I – A AQUISIÇÃO DE DIREITOS SOBRE IMÓVEIS

O Código Civil Alemão de 1896 instituiu uma sistemática para a transferência do domínio baseada na inscrição do contrato no registro do imóvel, ato precedido da depuração do título em processo sumário, que  corre perante os juízes do registro imobiliário. No sistema jurídico alemão de propriedade imobiliária a sua base é o cadastro de toda a propriedade imóvel. Sem a adoção de livros fundiários rigorosamente escriturados não seria possível estabelecer tal técnica.

A transcrição no registro decorre de um acordo formal de transmissão, que se erige, então, sem convenção jurídico-real e resulta de declaração de vontade dos interessados especificamente à transcrição. Feito o registro com a observação das normas do direito imobiliário formal, que estatui rito próprio e somente se efetua em decorrência de ato judicial que retira do título vícios, a transcrição assume a natureza de negócio jurídico abstrato, valendo por si mesma independente do negócio jurídico causal anterior. Assim, promovido o registro nos livros fundiários, a transmissão se desprende do negócio jurídico subjacente (compra e venda, doação etc), para valer como negócio jurídico translativo da propriedade imóvel. Adquire, assim, uma força probante de presunção iuris et de iure de propriedade. Dono é aquele que tem  a propriedade registrada em seu nome.

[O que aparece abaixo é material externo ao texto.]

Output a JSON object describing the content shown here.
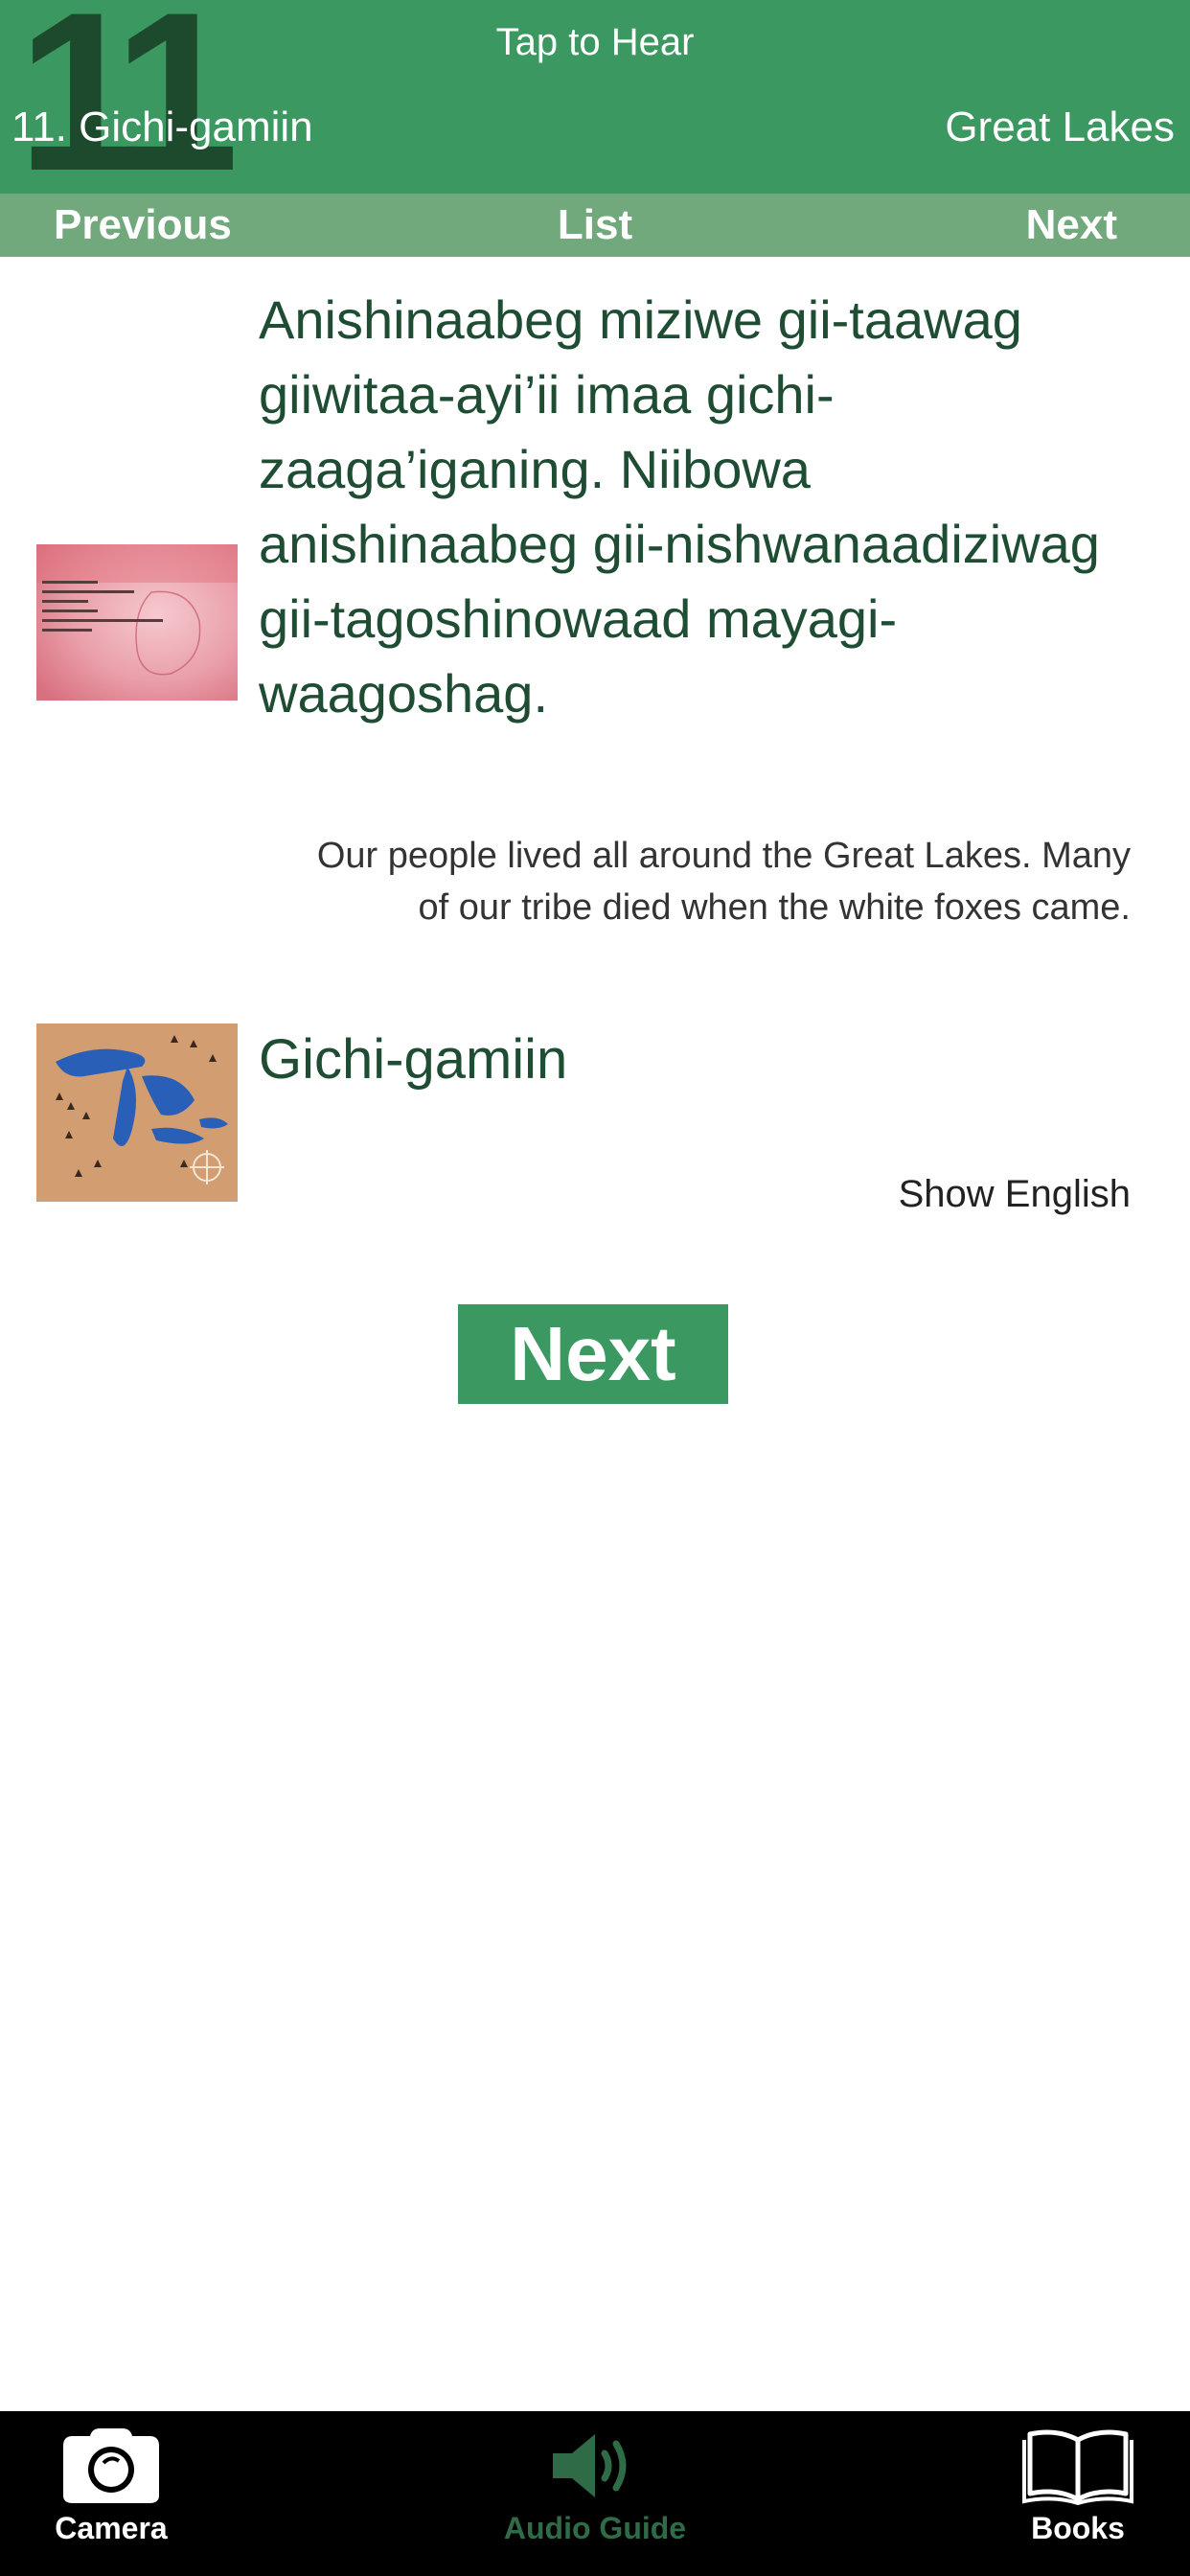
{
  "header": {
    "page_number": "11",
    "tap_to_hear": "Tap to Hear",
    "title_ojibwe": "11. Gichi-gamiin",
    "title_english": "Great Lakes"
  },
  "nav": {
    "previous": "Previous",
    "list": "List",
    "next": "Next"
  },
  "content": {
    "ojibwe_text": "Anishinaabeg miziwe gii-taawag giiwitaa-ayi’ii imaa gichi-zaaga’iganing. Niibowa anishinaabeg gii-nishwanaadiziwag gii-tagoshinowaad mayagi-waagoshag.",
    "english_text": "Our people lived all around the Great Lakes. Many of our tribe died when the white foxes came.",
    "vocab_word": "Gichi-gamiin",
    "show_english": "Show English",
    "next_button": "Next"
  },
  "tabbar": {
    "camera": "Camera",
    "audio_guide": "Audio Guide",
    "books": "Books"
  },
  "icons": {
    "camera": "camera-icon",
    "audio": "speaker-icon",
    "books": "book-icon"
  },
  "colors": {
    "header_green": "#3a9860",
    "nav_green": "#71a97d",
    "text_dark_green": "#1e4d33",
    "tab_inactive": "#2f6b46"
  }
}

Pelo sistema germânico, a transcrição opera a transmissão e faz prova plena da propriedade que se presume na titularidade daquele em cujo nome o registro está.
No Brasil, com o Código Civil de 1916 e ainda com o Código Civil de 2002, as coisas se passam de forma diversa. No Brasil,  contrato não opera a transferência do domínio. Geralmente, tão somente um direito de crédito, que é chamado  de direito pessoal. Somente o registro no Registro de imóveis para a transferência da coisa imóvel cria o direito real. É a transcrição do instrumento no cartório de registro da sede do imóvel que opera a aquisição da propriedade.

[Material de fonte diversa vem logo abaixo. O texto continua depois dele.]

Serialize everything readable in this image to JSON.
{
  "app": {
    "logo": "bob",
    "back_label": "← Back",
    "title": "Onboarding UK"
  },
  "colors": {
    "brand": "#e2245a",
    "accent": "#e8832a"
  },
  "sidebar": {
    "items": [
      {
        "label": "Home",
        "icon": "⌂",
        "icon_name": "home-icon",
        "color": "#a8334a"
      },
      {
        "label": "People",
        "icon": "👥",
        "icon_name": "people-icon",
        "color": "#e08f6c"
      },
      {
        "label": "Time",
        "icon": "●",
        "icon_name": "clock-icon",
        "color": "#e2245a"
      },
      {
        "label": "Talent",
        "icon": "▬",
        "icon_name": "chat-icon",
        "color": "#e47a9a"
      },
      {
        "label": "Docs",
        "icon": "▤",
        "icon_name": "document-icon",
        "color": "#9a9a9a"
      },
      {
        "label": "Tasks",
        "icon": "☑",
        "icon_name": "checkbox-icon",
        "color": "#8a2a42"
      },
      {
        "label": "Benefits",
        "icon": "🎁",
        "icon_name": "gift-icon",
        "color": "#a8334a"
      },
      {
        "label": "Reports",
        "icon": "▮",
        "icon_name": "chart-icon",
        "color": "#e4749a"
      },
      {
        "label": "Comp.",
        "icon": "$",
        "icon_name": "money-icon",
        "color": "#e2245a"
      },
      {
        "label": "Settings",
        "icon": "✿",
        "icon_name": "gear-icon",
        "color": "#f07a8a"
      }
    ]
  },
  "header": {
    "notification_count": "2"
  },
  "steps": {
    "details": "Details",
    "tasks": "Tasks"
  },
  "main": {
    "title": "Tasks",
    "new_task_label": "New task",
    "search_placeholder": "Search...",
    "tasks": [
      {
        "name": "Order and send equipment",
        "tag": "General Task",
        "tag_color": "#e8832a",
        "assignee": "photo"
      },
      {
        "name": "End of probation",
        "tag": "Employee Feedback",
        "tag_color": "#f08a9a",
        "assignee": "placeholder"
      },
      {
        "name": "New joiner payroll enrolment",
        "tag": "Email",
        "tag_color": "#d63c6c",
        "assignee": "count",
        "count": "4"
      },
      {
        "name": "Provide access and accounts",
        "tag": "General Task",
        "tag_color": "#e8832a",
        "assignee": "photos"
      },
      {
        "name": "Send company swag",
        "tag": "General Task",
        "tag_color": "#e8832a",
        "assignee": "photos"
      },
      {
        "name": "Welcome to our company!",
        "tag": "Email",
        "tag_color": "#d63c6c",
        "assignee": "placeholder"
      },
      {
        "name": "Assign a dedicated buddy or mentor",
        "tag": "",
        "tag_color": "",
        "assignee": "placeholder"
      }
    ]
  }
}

Mas, no Brasil, na sistemática pátria, o registro não tem a natureza de negócio jurídico abstrato, mas causal. É um ato jurídico causal, somente porque opera a transferência da propriedade dentro das forças e, sob condição de validade formal e material do título. Seu pressuposto fático será, portanto, um título hábil a operar a transferência, cabendo ao Oficial do Registro a função de proceder a um exame, podendo levantar ao juiz competente dúvidas, num procedimento de jurisdição voluntária, que tiver, seja quando a capacidade das partes ou a qualquer requisito formal do negócio jurídico de transmissão ou outro elemento que lhe parece faltar para que esse direito se repute escorreito.

Mister que se lembre que, uma vez efetuada a transcrição, ou a inscrição de título constitutivo de algum outro direito diverso da propriedade, presume-se pertencer o direito real à pessoa em cujo nome se transcreveu ou se inscreveu. A propriedade se considera adquirida na data da apresentação do título a registro, observando-se lapso de tempo entre a prenotação do protocolo e o registro. A presunção que aqui se fala é iuris tantum.

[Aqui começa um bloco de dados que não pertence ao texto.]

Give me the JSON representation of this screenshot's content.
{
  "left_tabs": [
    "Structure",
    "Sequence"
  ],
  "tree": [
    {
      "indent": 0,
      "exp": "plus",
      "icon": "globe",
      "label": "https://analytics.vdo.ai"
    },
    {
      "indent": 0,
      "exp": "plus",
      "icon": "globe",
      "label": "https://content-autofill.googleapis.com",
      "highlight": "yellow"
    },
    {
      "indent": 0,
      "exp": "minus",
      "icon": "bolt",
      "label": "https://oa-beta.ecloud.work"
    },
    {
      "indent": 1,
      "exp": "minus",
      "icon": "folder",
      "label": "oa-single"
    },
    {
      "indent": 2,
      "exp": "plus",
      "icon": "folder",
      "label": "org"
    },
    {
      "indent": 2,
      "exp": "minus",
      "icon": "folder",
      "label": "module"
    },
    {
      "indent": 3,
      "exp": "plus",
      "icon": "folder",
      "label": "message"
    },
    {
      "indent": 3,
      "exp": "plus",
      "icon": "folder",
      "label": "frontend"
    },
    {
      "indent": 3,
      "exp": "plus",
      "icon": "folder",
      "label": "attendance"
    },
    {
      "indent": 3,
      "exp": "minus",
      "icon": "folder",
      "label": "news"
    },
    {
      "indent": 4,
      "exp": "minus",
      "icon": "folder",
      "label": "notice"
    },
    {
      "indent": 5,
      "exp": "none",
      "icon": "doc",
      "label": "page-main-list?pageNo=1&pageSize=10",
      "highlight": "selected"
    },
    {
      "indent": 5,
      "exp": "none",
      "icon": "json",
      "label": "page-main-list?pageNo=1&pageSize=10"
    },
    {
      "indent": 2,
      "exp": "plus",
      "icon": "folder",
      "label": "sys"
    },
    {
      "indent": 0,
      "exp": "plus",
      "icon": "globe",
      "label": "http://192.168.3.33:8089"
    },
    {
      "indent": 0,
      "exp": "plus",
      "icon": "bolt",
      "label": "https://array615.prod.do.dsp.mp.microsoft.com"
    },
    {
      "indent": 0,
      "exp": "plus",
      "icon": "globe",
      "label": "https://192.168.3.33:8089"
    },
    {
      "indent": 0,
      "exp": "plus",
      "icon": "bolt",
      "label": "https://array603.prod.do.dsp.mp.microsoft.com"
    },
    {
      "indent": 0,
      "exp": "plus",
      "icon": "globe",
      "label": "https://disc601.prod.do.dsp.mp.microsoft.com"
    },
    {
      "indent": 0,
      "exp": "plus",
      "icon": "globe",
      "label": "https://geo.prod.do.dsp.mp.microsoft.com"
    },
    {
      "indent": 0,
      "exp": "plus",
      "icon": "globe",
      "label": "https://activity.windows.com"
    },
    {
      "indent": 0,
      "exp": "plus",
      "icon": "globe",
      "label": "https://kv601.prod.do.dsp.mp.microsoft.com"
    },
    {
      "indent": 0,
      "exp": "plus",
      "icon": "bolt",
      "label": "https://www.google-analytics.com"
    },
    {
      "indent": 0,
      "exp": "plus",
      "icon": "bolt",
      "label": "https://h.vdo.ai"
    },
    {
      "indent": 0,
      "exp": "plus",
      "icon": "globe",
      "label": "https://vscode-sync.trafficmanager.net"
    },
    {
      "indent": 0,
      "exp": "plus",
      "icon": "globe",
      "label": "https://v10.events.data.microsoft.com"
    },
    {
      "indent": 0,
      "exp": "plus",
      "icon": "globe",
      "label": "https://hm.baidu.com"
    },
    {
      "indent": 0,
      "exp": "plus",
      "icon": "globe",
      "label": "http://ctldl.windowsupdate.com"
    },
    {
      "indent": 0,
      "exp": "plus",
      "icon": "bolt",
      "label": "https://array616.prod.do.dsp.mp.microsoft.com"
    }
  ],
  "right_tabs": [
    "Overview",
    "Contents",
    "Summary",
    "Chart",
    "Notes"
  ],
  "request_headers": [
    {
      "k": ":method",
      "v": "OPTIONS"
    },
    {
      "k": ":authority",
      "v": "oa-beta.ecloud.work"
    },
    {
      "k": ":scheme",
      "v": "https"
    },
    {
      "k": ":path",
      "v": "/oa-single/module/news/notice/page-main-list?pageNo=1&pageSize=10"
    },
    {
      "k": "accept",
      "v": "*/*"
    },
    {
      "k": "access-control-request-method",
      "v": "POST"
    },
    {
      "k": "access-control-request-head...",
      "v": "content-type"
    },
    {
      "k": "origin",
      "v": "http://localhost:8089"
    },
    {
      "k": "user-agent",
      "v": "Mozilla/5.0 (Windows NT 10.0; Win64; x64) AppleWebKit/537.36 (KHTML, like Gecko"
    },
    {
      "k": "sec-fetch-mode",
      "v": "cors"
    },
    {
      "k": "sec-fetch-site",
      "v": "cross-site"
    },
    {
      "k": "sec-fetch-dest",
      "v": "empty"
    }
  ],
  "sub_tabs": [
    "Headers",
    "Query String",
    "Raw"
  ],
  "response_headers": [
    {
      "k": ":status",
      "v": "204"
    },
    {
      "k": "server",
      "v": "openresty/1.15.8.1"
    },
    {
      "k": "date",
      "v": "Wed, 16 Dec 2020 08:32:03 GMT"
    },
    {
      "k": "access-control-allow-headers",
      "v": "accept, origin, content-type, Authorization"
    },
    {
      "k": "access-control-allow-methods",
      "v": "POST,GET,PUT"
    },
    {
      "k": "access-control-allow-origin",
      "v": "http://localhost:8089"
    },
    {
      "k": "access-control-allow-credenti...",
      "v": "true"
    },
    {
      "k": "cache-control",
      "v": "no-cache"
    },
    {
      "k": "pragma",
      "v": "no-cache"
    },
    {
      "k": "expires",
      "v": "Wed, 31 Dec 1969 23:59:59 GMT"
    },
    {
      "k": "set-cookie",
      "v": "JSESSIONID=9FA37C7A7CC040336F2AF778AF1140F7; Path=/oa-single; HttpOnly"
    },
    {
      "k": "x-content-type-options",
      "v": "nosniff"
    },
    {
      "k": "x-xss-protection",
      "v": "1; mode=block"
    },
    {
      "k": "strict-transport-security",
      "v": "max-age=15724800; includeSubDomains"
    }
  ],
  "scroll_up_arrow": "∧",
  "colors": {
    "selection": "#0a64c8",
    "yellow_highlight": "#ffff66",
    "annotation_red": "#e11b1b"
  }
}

A transcrição é causa determinante da aquisição da propriedade imóvel, como, ainda, não se infirma o registro da autoridade do seu oficial, que deverá vir de sentença.
Há o princípio da publicidade, de tal forma que é pelo registro que qualquer pessoal toma conhecimento das especificidades do imóvel e do negócio, como ensinou Caio Mário a Silva Pereira (Instituições de direito civil). Nos direitos reais de garantia, como a hipoteca, essa publicidade é ainda exigida.
Outro princípio a se ter em conta é o da legalidade através do qual, se o oficial efetuou a transcrição ou inscrição, foi porque nenhuma irregularidade encontrou.
Nas palavras de Darcy Bessone (Da compra e venda2º edição, pág. 43), “a esse de que a compra e venda brasileira é produtiva tão-somente da obrigação de transferir o domínio significa que o objeto do acordo de vontades é a criação dessa obrigação, e não a própria transferência do domínio”.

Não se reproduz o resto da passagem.